The large-scale manufacture of steel coils is a multi-stage process. The term large-scale refers to steel mills that process raw iron ore to produce finished steel products. In contrast, mini-mills typically begin with comparatively smaller quantities of scrap steel that is re-melted to produce finished steel products. Generally, a steel mill processes molten iron to molten steel having a desired range of chemical and physical characteristics. The molten metal is then cast into discrete slabs in a continuous casting operation, and these slabs are eventually flattened and rolled into coils at a hot strip mill.
At each stage of the steel manufacturing process, numerous process constraints and business objectives guide the operation of the manufacturing resources involved. Optimization systems can handle individually, the highly detailed constraints and objectives of a particular part of the process. For example, optimization systems may be directed to upstream molten metal handling or downstream hot strip mill (HSM) operations. However, due to inherent difficulties, the prior art fails to link independent optimization systems (or modules) in an integrated optimization framework. The difficulties are derived from the detailed nature of the constraints and objectives that guide each optimization module.
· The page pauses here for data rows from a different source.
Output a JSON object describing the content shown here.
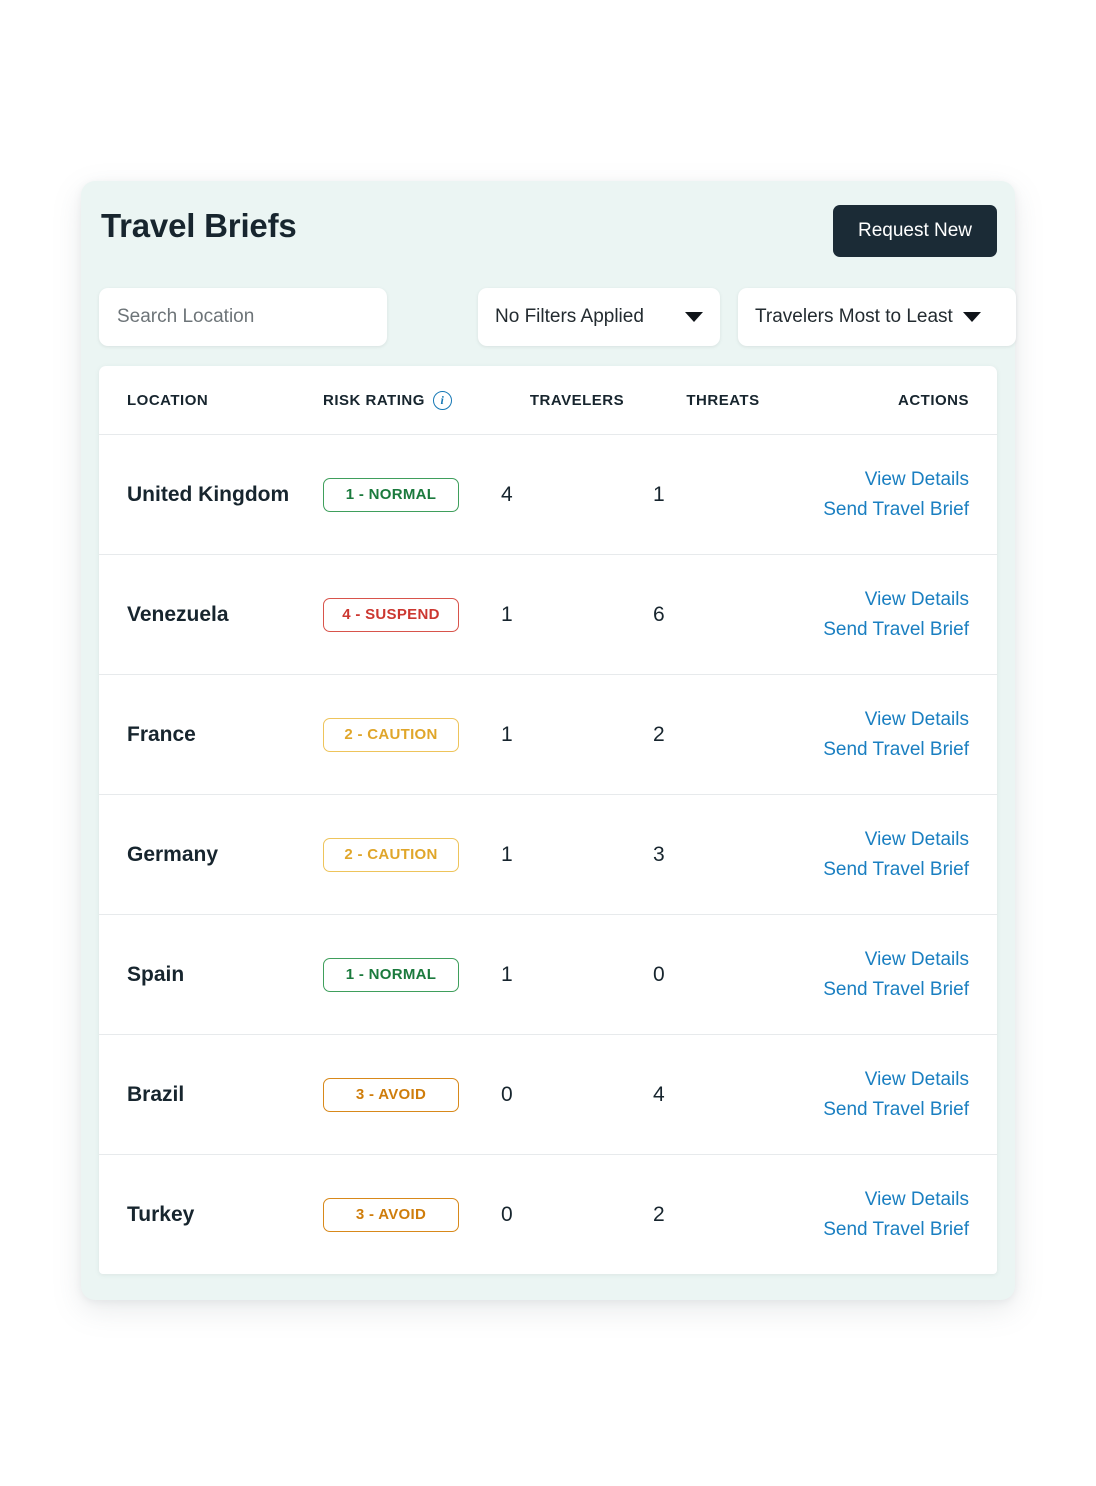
{
  "header": {
    "title": "Travel Briefs",
    "request_new_label": "Request New"
  },
  "controls": {
    "search": {
      "placeholder": "Search Location",
      "value": ""
    },
    "filter_select": {
      "selected": "No Filters Applied",
      "caret_icon": "chevron-down-icon"
    },
    "sort_select": {
      "selected": "Travelers Most to Least",
      "caret_icon": "chevron-down-icon"
    }
  },
  "table": {
    "columns": {
      "location": "LOCATION",
      "risk_rating": "RISK RATING",
      "risk_info_icon": "info-icon",
      "travelers": "TRAVELERS",
      "threats": "THREATS",
      "actions": "ACTIONS"
    },
    "action_labels": {
      "view_details": "View Details",
      "send_travel_brief": "Send Travel Brief"
    },
    "rows": [
      {
        "location": "United Kingdom",
        "risk": "1 - NORMAL",
        "risk_level": "normal",
        "travelers": "4",
        "threats": "1",
        "view_details": "View Details",
        "send_travel_brief": "Send Travel Brief"
      },
      {
        "location": "Venezuela",
        "risk": "4 - SUSPEND",
        "risk_level": "suspend",
        "travelers": "1",
        "threats": "6",
        "view_details": "View Details",
        "send_travel_brief": "Send Travel Brief"
      },
      {
        "location": "France",
        "risk": "2 - CAUTION",
        "risk_level": "caution",
        "travelers": "1",
        "threats": "2",
        "view_details": "View Details",
        "send_travel_brief": "Send Travel Brief"
      },
      {
        "location": "Germany",
        "risk": "2 - CAUTION",
        "risk_level": "caution",
        "travelers": "1",
        "threats": "3",
        "view_details": "View Details",
        "send_travel_brief": "Send Travel Brief"
      },
      {
        "location": "Spain",
        "risk": "1 - NORMAL",
        "risk_level": "normal",
        "travelers": "1",
        "threats": "0",
        "view_details": "View Details",
        "send_travel_brief": "Send Travel Brief"
      },
      {
        "location": "Brazil",
        "risk": "3 - AVOID",
        "risk_level": "avoid",
        "travelers": "0",
        "threats": "4",
        "view_details": "View Details",
        "send_travel_brief": "Send Travel Brief"
      },
      {
        "location": "Turkey",
        "risk": "3 - AVOID",
        "risk_level": "avoid",
        "travelers": "0",
        "threats": "2",
        "view_details": "View Details",
        "send_travel_brief": "Send Travel Brief"
      }
    ]
  },
  "colors": {
    "card_background": "#ebf5f3",
    "page_background": "#ffffff",
    "title_text": "#17252e",
    "primary_button": "#1b2b36",
    "link_blue": "#1a7fc1",
    "info_icon_blue": "#1678b5",
    "risk_normal": "#1b7a3d",
    "risk_caution": "#e0a62a",
    "risk_avoid": "#cf7d0b",
    "risk_suspend": "#cc3730"
  }
}
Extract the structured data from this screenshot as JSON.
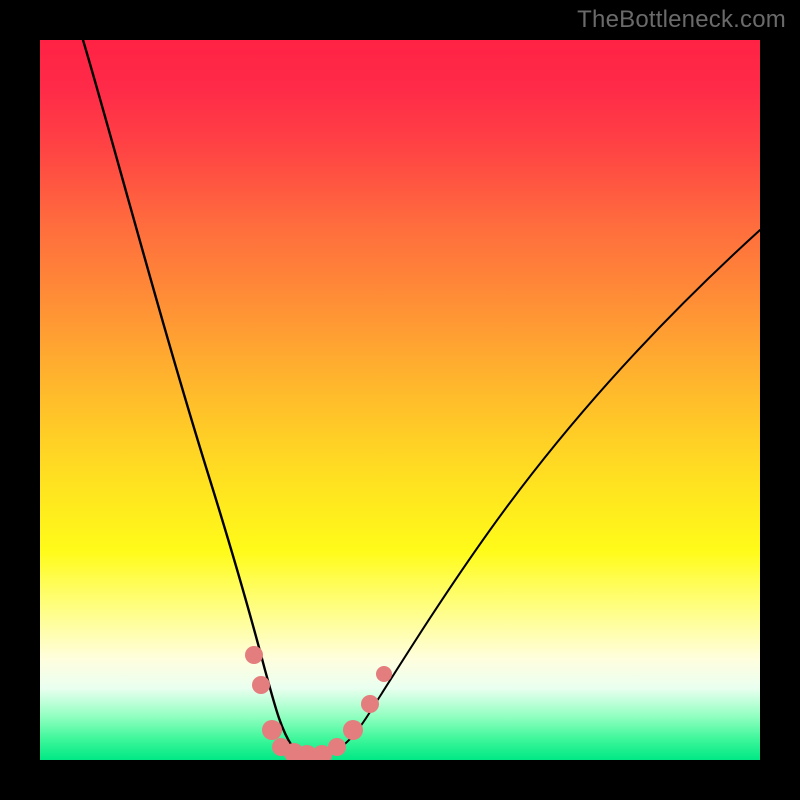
{
  "watermark": {
    "text": "TheBottleneck.com"
  },
  "chart_data": {
    "type": "line",
    "title": "",
    "xlabel": "",
    "ylabel": "",
    "xlim": [
      0,
      100
    ],
    "ylim": [
      0,
      100
    ],
    "grid": false,
    "legend": false,
    "annotations": [],
    "series": [
      {
        "name": "bottleneck-curve",
        "x": [
          6,
          10,
          14,
          18,
          22,
          26,
          28,
          30,
          32,
          33.5,
          35,
          37,
          39,
          42,
          46,
          52,
          58,
          66,
          74,
          82,
          90,
          100
        ],
        "y": [
          100,
          87,
          73,
          60,
          47,
          30,
          20,
          12,
          6,
          3,
          1.5,
          0.7,
          0.7,
          2.5,
          7,
          16,
          26,
          38,
          49,
          58,
          66,
          74
        ]
      }
    ],
    "markers": [
      {
        "x": 29.6,
        "y": 14.6
      },
      {
        "x": 30.6,
        "y": 10.4
      },
      {
        "x": 32.2,
        "y": 4.2
      },
      {
        "x": 33.5,
        "y": 1.9
      },
      {
        "x": 35.3,
        "y": 1.0
      },
      {
        "x": 37.0,
        "y": 0.7
      },
      {
        "x": 39.2,
        "y": 0.7
      },
      {
        "x": 41.2,
        "y": 1.9
      },
      {
        "x": 43.5,
        "y": 4.2
      },
      {
        "x": 45.8,
        "y": 7.8
      },
      {
        "x": 47.8,
        "y": 12.0
      }
    ],
    "background_gradient": {
      "top_color": "#ff2244",
      "mid_color": "#ffe61f",
      "bottom_color": "#00e884"
    }
  }
}
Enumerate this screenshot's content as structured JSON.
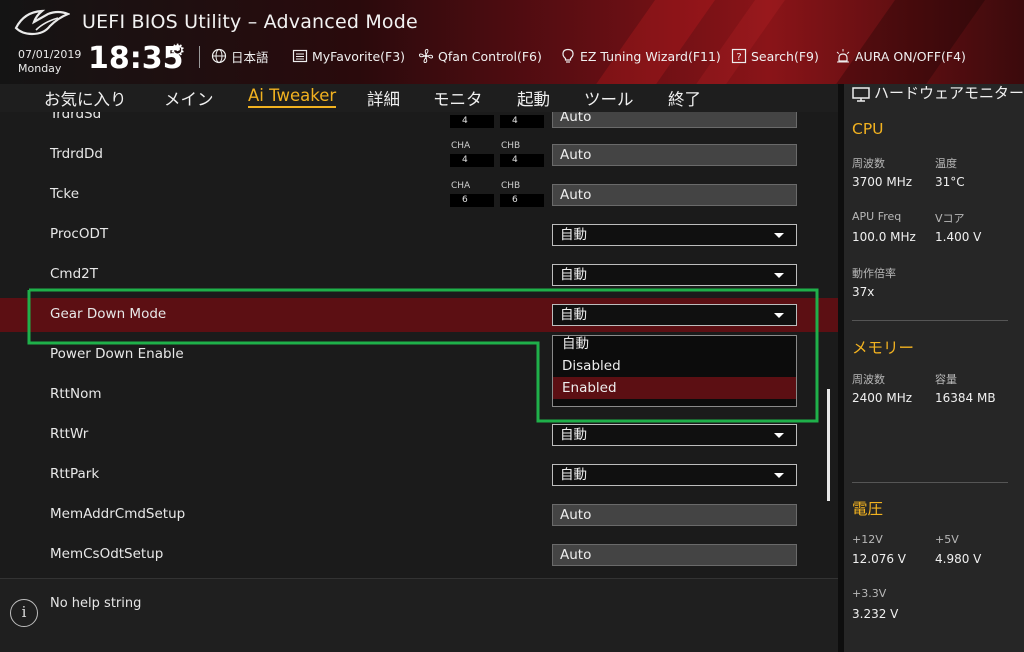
{
  "header": {
    "title": "UEFI BIOS Utility – Advanced Mode",
    "date": "07/01/2019",
    "day": "Monday",
    "time": "18:35",
    "items": [
      {
        "label": "日本語",
        "icon": "globe-icon"
      },
      {
        "label": "MyFavorite(F3)",
        "icon": "favorite-list-icon"
      },
      {
        "label": "Qfan Control(F6)",
        "icon": "fan-icon"
      },
      {
        "label": "EZ Tuning Wizard(F11)",
        "icon": "lightbulb-icon"
      },
      {
        "label": "Search(F9)",
        "icon": "search-question-icon"
      },
      {
        "label": "AURA ON/OFF(F4)",
        "icon": "aura-light-icon"
      }
    ]
  },
  "nav": {
    "tabs": [
      {
        "label": "お気に入り"
      },
      {
        "label": "メイン"
      },
      {
        "label": "Ai Tweaker",
        "active": true
      },
      {
        "label": "詳細"
      },
      {
        "label": "モニタ"
      },
      {
        "label": "起動"
      },
      {
        "label": "ツール"
      },
      {
        "label": "終了"
      }
    ]
  },
  "settings": {
    "partial_row": {
      "label": "TrdrdSd",
      "cha": "4",
      "chb": "4",
      "value": "Auto"
    },
    "rows": [
      {
        "label": "TrdrdDd",
        "cha_label": "CHA",
        "chb_label": "CHB",
        "cha": "4",
        "chb": "4",
        "value": "Auto",
        "type": "text"
      },
      {
        "label": "Tcke",
        "cha_label": "CHA",
        "chb_label": "CHB",
        "cha": "6",
        "chb": "6",
        "value": "Auto",
        "type": "text"
      },
      {
        "label": "ProcODT",
        "value": "自動",
        "type": "dropdown"
      },
      {
        "label": "Cmd2T",
        "value": "自動",
        "type": "dropdown"
      },
      {
        "label": "Gear Down Mode",
        "value": "自動",
        "type": "dropdown",
        "highlighted": true
      },
      {
        "label": "Power Down Enable",
        "value": "",
        "type": "hidden"
      },
      {
        "label": "RttNom",
        "value": "",
        "type": "hidden"
      },
      {
        "label": "RttWr",
        "value": "自動",
        "type": "dropdown"
      },
      {
        "label": "RttPark",
        "value": "自動",
        "type": "dropdown"
      },
      {
        "label": "MemAddrCmdSetup",
        "value": "Auto",
        "type": "text"
      },
      {
        "label": "MemCsOdtSetup",
        "value": "Auto",
        "type": "text"
      }
    ],
    "dropdown_menu": {
      "options": [
        "自動",
        "Disabled",
        "Enabled"
      ],
      "selected": "Enabled"
    }
  },
  "help": {
    "text": "No help string"
  },
  "hw_monitor": {
    "title": "ハードウェアモニター",
    "cpu": {
      "heading": "CPU",
      "freq_label": "周波数",
      "freq": "3700 MHz",
      "temp_label": "温度",
      "temp": "31°C",
      "apu_label": "APU Freq",
      "apu": "100.0 MHz",
      "vcore_label": "Vコア",
      "vcore": "1.400 V",
      "ratio_label": "動作倍率",
      "ratio": "37x"
    },
    "memory": {
      "heading": "メモリー",
      "freq_label": "周波数",
      "freq": "2400 MHz",
      "cap_label": "容量",
      "cap": "16384 MB"
    },
    "voltage": {
      "heading": "電圧",
      "v12_label": "+12V",
      "v12": "12.076 V",
      "v5_label": "+5V",
      "v5": "4.980 V",
      "v33_label": "+3.3V",
      "v33": "3.232 V"
    }
  },
  "colors": {
    "accent": "#f2b220",
    "highlight_row": "#5c0f13",
    "annotation_box": "#1fb04a"
  }
}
Therefore one problem with developing and building a tightly coupled optimization system that models all aspects of the manufacturing process is that it leads to computationally large and intractable models for the computing environments typically deployed at steel mills.
It would therefore be desirable to provide an optimization method that addresses all the subsystems of the manufacturing process. Further, there is a need for an optimization method to provide an efficient and effective mechanism to achieve integrated process optimization in a manufacturing process, such as a large scale steel manufacturing facility.